Smarts NCM: Authentication errors for Controldaemon user floods AS logs
search cancel

Smarts NCM: Authentication errors for Controldaemon user floods AS logs

book

Article ID: 330954

calendar_today

Updated On:

Products

VMware Smart Assurance

Issue/Introduction

Symptoms:


Following error messages noticed in Jboss.log and Powerup.log post changing ControlDaemon user password-

Powerup.log:

2017-05-22 13:45:44,675 DEBUG [com.powerup.configmgr.server.security.axis.handlers.AuthenticationHandler] (http-0.0.0.0-8881-1) Authenticating as user: controlDaemon
2017-05-22 13:45:44,679 DEBUG [com.powerup.configmgr.server.security.login.CompositeLoginModule] (http-0.0.0.0-8881-1) Check shared credentials exist
2017-05-22 13:45:44,679 DEBUG [com.powerup.configmgr.server.security.login.CompositeLoginModule] (http-0.0.0.0-8881-1) Performing authentication for user - controlDaemon
2017-05-22 13:45:44,679 ERROR [com.powerup.configmgr.server.security.login.CompositeLoginModule] (http-0.0.0.0-8881-1) Incorrect password for user - controlDaemon


Jboss.log:

2017-05-22 13:45:47,705 ERROR [org.jboss.ejb.plugins.SecurityInterceptor] (http-0.0.0.0-8881-1) Error in Security Interceptor
java.lang.SecurityException: Authentication exception, principal=controlDaemon


Environment

VMware Smart Assurance - NCM

Cause

The password has not been synchronized in all of the device servers connected to the application server.

Resolution

Steps to resolve the issue-

1) Change the Controldaemon password again by using "password-change.pl" script located under $VOYENCE_HOME/tools/ on AS. 

Ex:
[root@bngsmartsncm4 tools]# ./password-change.pl

a) The Password Update Utility will launch.
Enter option "C" (Change single password):
+========================================================+
| Password Update Utility                                |
+========================================================+
| Available Commands:                                    |
|     [A]uto-Generate All Passwords                      |
|     [C]hange Single Password                           |
|     [S]ychronize from App Server                       |
|     [Q]uit                                             |
+========================================================+
Command: c

b) In List of Users, enter option "2" for controlDaemon and the new password you want to use:
+========================================================+
| List of Users                                          |
+--------------------------------------------------------+
| 1. system                                              |
| 2. controlDaemon                                       |
| 3. int_mod_user                                        |
| 4. jmx-user                                            |
| 5. smc-user                                            |
| 6. database                                            |
+========================================================+
User (1-6): 2
New Password:
 
Note: You can give any password here that is desired, and this will reset the controlDaemon user password.

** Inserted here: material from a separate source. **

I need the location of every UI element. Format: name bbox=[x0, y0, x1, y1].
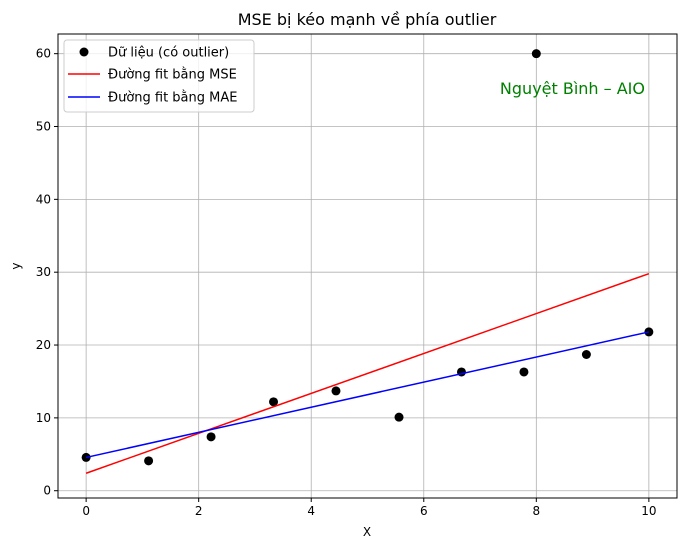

2) Run the command "password-change.pl -s" from $VOYENCE_HOME/tools/ across all the device servers connected to the application server. 
Note: If it's a combination setup, then step 2 need not be performed. 

3) Restart the services using the command "service vcmaster restart". 

The authentication error messages should not flood Jboss.log anymore post implementation of the above. 


Additional Information

Note: $VOYENCE_HOME is the base directory wherever NCM is installed. It can be verified by executing command "source /etc/voyence.conf" and then running "$VOYENCE_HOME" to know the directory where "smarts-ncm" is installed.